I dislike the focus on numbers, but if you compare areas where they have strict numbers (4 hour A&E limit) and areas where they don't (access to talking therapy) you see that most (it was national scandal when it dropped to 85%) people who attend A&E are triaged and then treated + released or admitted into hospital within four hours versus, well, untold wait.

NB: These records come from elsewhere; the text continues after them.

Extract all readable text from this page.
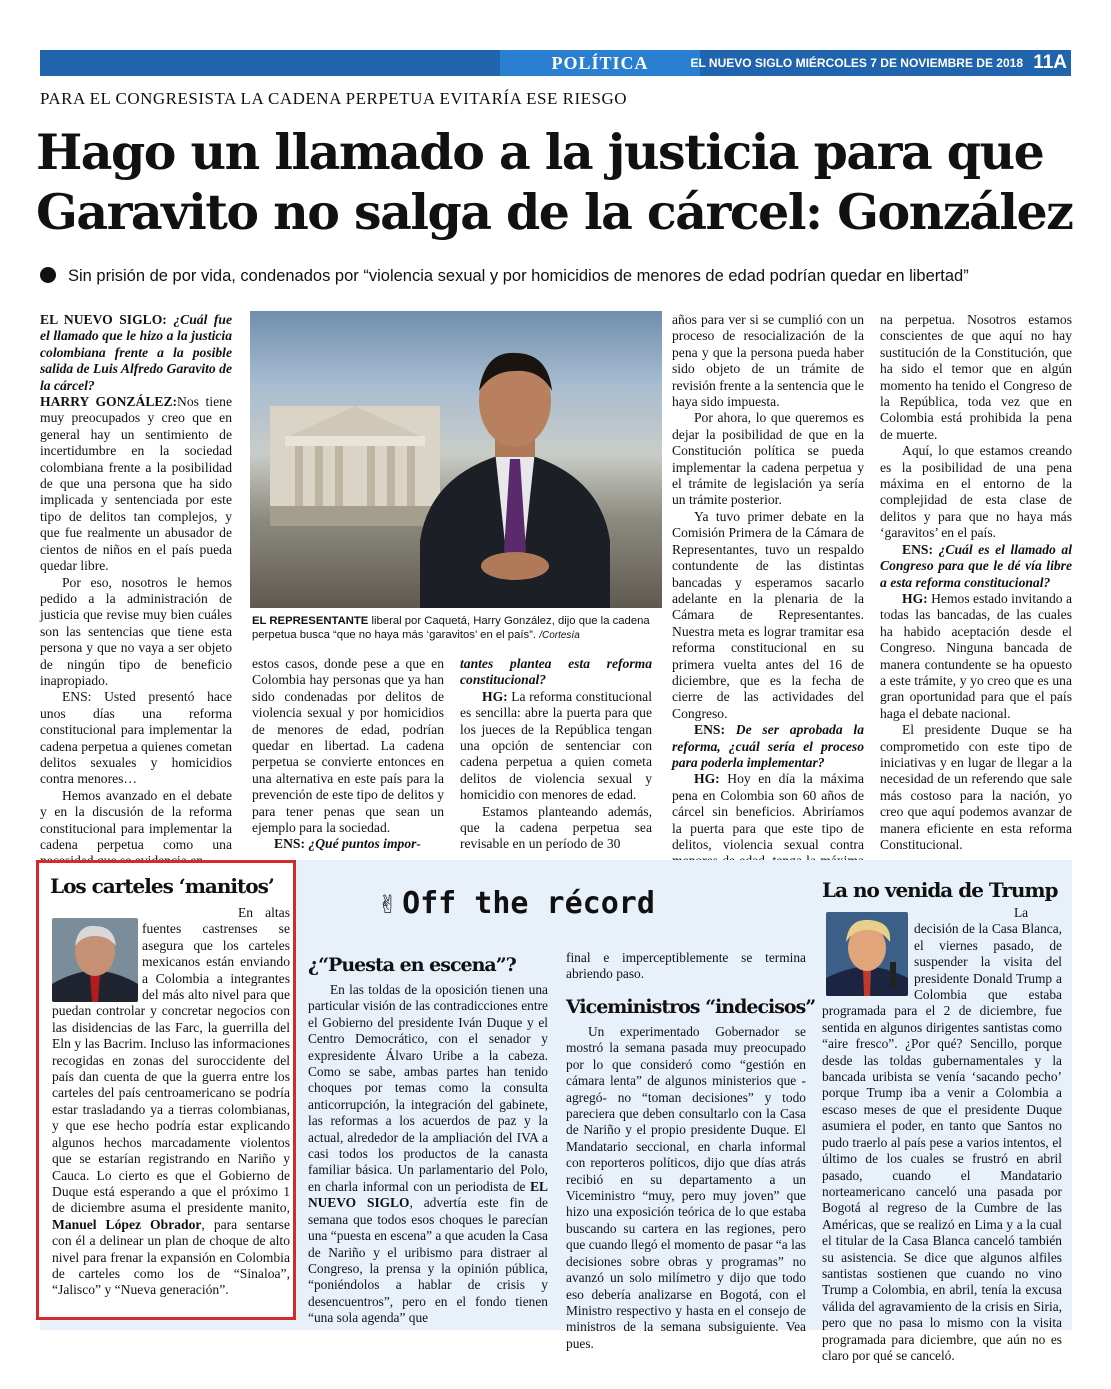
POLÍTICA	EL NUEVO SIGLO MIÉRCOLES 7 DE NOVIEMBRE DE 2018 11A
PARA EL CONGRESISTA LA CADENA PERPETUA EVITARÍA ESE RIESGO
Hago un llamado a la justicia para que
Garavito no salga de la cárcel: González
Sin prisión de por vida, condenados por “violencia sexual y por homicidios de menores de edad podrían quedar en libertad”

EL NUEVO SIGLO: ¿Cuál fue el llamado que le hizo a la justicia colombiana frente a la posible salida de Luis Alfredo Garavito de la cárcel?

HARRY GONZÁLEZ:Nos tiene muy preocupados y creo que en general hay un sentimiento de incertidumbre en la sociedad colombiana frente a la posibilidad de que una persona que ha sido implicada y sentenciada por este tipo de delitos tan complejos, y que fue realmente un abusador de cientos de niños en el país pueda quedar libre.

Por eso, nosotros le hemos pedido a la administración de justicia que revise muy bien cuáles son las sentencias que tiene esta persona y que no vaya a ser objeto de ningún tipo de beneficio inapropiado.

ENS: Usted presentó hace unos días una reforma constitucional para implementar la cadena perpetua a quienes cometan delitos sexuales y homicidios contra menores…

Hemos avanzado en el debate y en la discusión de la reforma constitucional para implementar la cadena perpetua como una

EL REPRESENTANTE liberal por Caquetá, Harry González, dijo que la cadena perpetua busca “que no haya más ‘garavitos’ en el país”. /Cortesía

estos casos, donde pese a que en Colombia hay personas que ya han sido condenadas por delitos de violencia sexual y por homicidios de menores de edad, podrían quedar en libertad. La cadena perpetua se convierte entonces en una alternativa en este país para la prevención de este tipo de delitos y para tener penas que sean un ejemplo para la sociedad.

ENS: ¿Qué puntos impor-

tantes plantea esta reforma constitucional?

HG: La reforma constitucional es sencilla: abre la puerta para que los jueces de la República tengan una opción de sentenciar con cadena perpetua a quien cometa delitos de violencia sexual y homicidio con menores de edad.

Estamos planteando además, que la cadena perpetua sea revisable en un período de 30

años para ver si se cumplió con un proceso de resocialización de la pena y que la persona pueda haber sido objeto de un trámite de revisión frente a la sentencia que le haya sido impuesta.

Por ahora, lo que queremos es dejar la posibilidad de que en la Constitución política se pueda implementar la cadena perpetua y el trámite de legislación ya sería un trámite posterior.

Ya tuvo primer debate en la Comisión Primera de la Cámara de Representantes, tuvo un respaldo contundente de las distintas bancadas y esperamos sacarlo adelante en la plenaria de la Cámara de Representantes. Nuestra meta es lograr tramitar esa reforma constitucional en su primera vuelta antes del 16 de diciembre, que es la fecha de cierre de las actividades del Congreso.

ENS: De ser aprobada la reforma, ¿cuál sería el proceso para poderla implementar?

HG: Hoy en día la máxima pena en Colombia son 60 años de cárcel sin beneficios. Abriríamos la puerta para que este tipo de delitos, violencia sexual contra

na perpetua. Nosotros estamos conscientes de que aquí no hay sustitución de la Constitución, que ha sido el temor que en algún momento ha tenido el Congreso de la República, toda vez que en Colombia está prohibida la pena de muerte.

Aquí, lo que estamos creando es la posibilidad de una pena máxima en el entorno de la complejidad de esta clase de delitos y para que no haya más ‘garavitos’ en el país.

ENS: ¿Cuál es el llamado al Congreso para que le dé vía libre a esta reforma constitucional?

HG: Hemos estado invitando a todas las bancadas, de las cuales ha habido aceptación desde el Congreso. Ninguna bancada de manera contundente se ha opuesto a este trámite, y yo creo que es una gran oportunidad para que el país haga el debate nacional.

El presidente Duque se ha comprometido con este tipo de iniciativas y en lugar de llegar a la necesidad de un referendo que sale más costoso para la nación, yo creo que aquí podemos avanzar de manera eficiente en esta reforma Constitucional.

Los carteles ‘manitos’

En altas fuentes castrenses se asegura que los carteles mexicanos están enviando a Colombia a integrantes del más alto nivel para que puedan controlar y concretar negocios con las disidencias de las Farc, la guerrilla del Eln y las Bacrim. Incluso las informaciones recogidas en zonas del suroccidente del país dan cuenta de que la guerra entre los carteles del país centroamericano se podría estar trasladando ya a tierras colombianas, y que ese hecho podría estar explicando algunos hechos marcadamente violentos que se estarían registrando en Nariño y Cauca. Lo cierto es que el Gobierno de Duque está esperando a que el próximo 1 de diciembre asuma el presidente manito, Manuel López Obrador, para sentarse con él a delinear un plan de choque de alto nivel para frenar la expansión en Colombia de carteles como los de “Sinaloa”, “Jalisco” y “Nueva generación”.

✌ Off the récord
¿“Puesta en escena”?

En las toldas de la oposición tienen una particular visión de las contradicciones entre el Gobierno del presidente Iván Duque y el Centro Democrático, con el senador y expresidente Álvaro Uribe a la cabeza. Como se sabe, ambas partes han tenido choques por temas como la consulta anticorrupción, la integración del gabinete, las reformas a los acuerdos de paz y la actual, alrededor de la ampliación del IVA a casi todos los productos de la canasta familiar básica. Un parlamentario del Polo, en charla informal con un periodista de EL NUEVO SIGLO, advertía este fin de semana que todos esos choques le parecían una “puesta en escena” a que acuden la Casa de Nariño y el uribismo para distraer al Congreso, la prensa y la opinión pública, “poniéndolos a hablar de crisis y desencuentros”, pero en el fondo tienen “una sola agenda” que

final e imperceptiblemente se termina abriendo paso.

Viceministros “indecisos”

Un experimentado Gobernador se mostró la semana pasada muy preocupado por lo que consideró como “gestión en cámara lenta” de algunos ministerios que -agregó- no “toman decisiones” y todo pareciera que deben consultarlo con la Casa de Nariño y el propio presidente Duque. El Mandatario seccional, en charla informal con reporteros políticos, dijo que días atrás recibió en su departamento a un Viceministro “muy, pero muy joven” que hizo una exposición teórica de lo que estaba buscando su cartera en las regiones, pero que cuando llegó el momento de pasar “a las decisiones sobre obras y programas” no avanzó un solo milímetro y dijo que todo eso debería analizarse en Bogotá, con el Ministro respectivo y hasta en el consejo de ministros de la semana subsiguiente. Vea pues.

La no venida de Trump

La decisión de la Casa Blanca, el viernes pasado, de suspender la visita del presidente Donald Trump a Colombia que estaba programada para el 2 de diciembre, fue sentida en algunos dirigentes santistas como “aire fresco”. ¿Por qué? Sencillo, porque desde las toldas gubernamentales y la bancada uribista se venía ‘sacando pecho’ porque Trump iba a venir a Colombia a escaso meses de que el presidente Duque asumiera el poder, en tanto que Santos no pudo traerlo al país pese a varios intentos, el último de los cuales se frustró en abril pasado, cuando el Mandatario norteamericano canceló una pasada por Bogotá al regreso de la Cumbre de las Américas, que se realizó en Lima y a la cual el titular de la Casa Blanca canceló también su asistencia. Se dice que algunos alfiles santistas sostienen que cuando no vino Trump a Colombia, en abril, tenía la excusa válida del agravamiento de la crisis en Siria, pero que no pasa lo mismo con la visita programada para diciembre, que aún no es claro por qué se canceló.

Very recently (or maybe it's not in place yet) there's an 18 week limit for access to community based psychological therapies, so it'll be interesting to see if it makes a difference.
> What happens when people end up gaming the system, because the rules tell them to?
Various regulators and scrutineers hate that, and they have some power to drive change. Or NHS England / DoH force change. Some hospitals were transferring people to an observation ward from A&E, rather than treating them or admitting them into hospital. That got stopped pretty quick.
Best of luck with that union, it might win you a little reprieve but that profession is now more susceptible to foreign trained Doctors coming here to take their place.
Unions of professional workers are last resort actions. If you are at that point the chance has blown by to take corrective action, all they can do is slow it down.
Plus, if the ACA doesn't get axed next year hospitals and management companies won't be the biggest threat to their pay or number of patients they will see. The government will set rates and if they want to eat they are going to have to see more patients, if they even get them as there will be nurses who will step into those roles too
http://www.forbes.com/sites/johngoodman/2014/09/03/the-docto...
They lobby, they control the supply of doctors, they restrict competition, and they even engage in price fixing:
https://www.washingtonpost.com/business/economy/how-a-secret...
They shape a lot of medical legislation, for example killing the Affordable Care Act's "public option."
http://www.nytimes.com/2009/06/11/us/politics/11health.html
This isn't a recent thing. The AMA was key in killing Truman's universal healthcare proposal starting in 1945.